Et tout ceci ne pourrait être que l'extériorisation d'une foi remarquable… somme toute assez banale. Pourtant, si l'on porte une attention plus profonde sur le passé, l'Histoire, mais aussi, et surtout, sur les traditions et le légendaire antique des lieux, bien des surprises énigmatiques nous attendent que nous tenterons de découvrir peu à peu.

Les origines du nom de Marseille

Le nom de Marseille serait la lente déformation de Massalia.
Selon d'autres sources il pourrait s'agir aussi d'une dérive du dieu Mars, mais cette interprétation, à notre avis, est plus improbable.
En vérité, Massalia devrait son nom d'origine aux Massaliotes ou encore au lieu anciennement appelé "Mas des Salyens".
Les Salyens (hommes du sel), tribu ligure, occupèrent le territoire est du Rhône en 600 avant J.C. A cette époque les Phocéens, après avoir consulté favorablement l'oracle d'Artémis d'Ephèse, projettent de coloniser cette région riche en sel et en possibilités commerciales.
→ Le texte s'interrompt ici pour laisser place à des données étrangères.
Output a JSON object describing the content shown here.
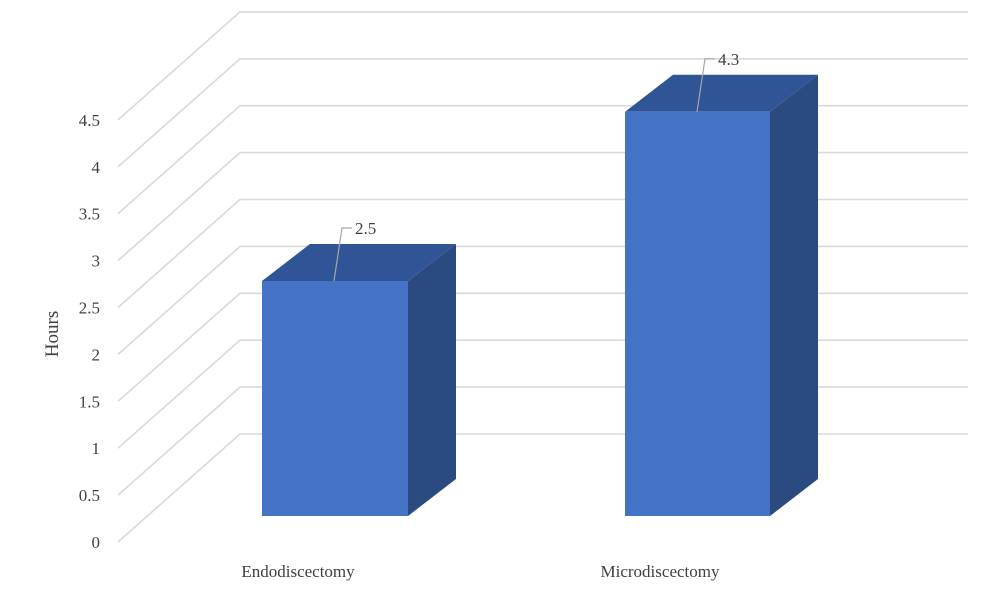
{
  "chart_data": {
    "type": "bar",
    "style": "3d-column",
    "title": "",
    "xlabel": "",
    "ylabel": "Hours",
    "categories": [
      "Endodiscectomy",
      "Microdiscectomy"
    ],
    "values": [
      2.5,
      4.3
    ],
    "data_labels": [
      "2.5",
      "4.3"
    ],
    "ylim": [
      0,
      5
    ],
    "yticks": [
      "0",
      "0.5",
      "1",
      "1.5",
      "2",
      "2.5",
      "3",
      "3.5",
      "4",
      "4.5"
    ],
    "grid": true,
    "legend": "none",
    "colors": {
      "bar_front": "#4472C4",
      "bar_top": "#2F5597",
      "bar_side": "#2B4A80",
      "grid": "#D9D9D9",
      "text": "#404040"
    }
  }
}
L'expédition se déroulera sans encombre et sans heurts avec les habitants locaux... Les Phocéens feront du lieu un de leurs plus riches comptoirs.
C'est ainsi qu'ils abordent, n'osant aller plus avant au delà du périple d'Ulysse, à proximité de l'embouchure de l'Eridan, fleuve plus connu aujourd'hui sous le nom de Rhône, vers une crique baptisée "Lacydon" qui deviendra bien plus tard... le Vieux Port!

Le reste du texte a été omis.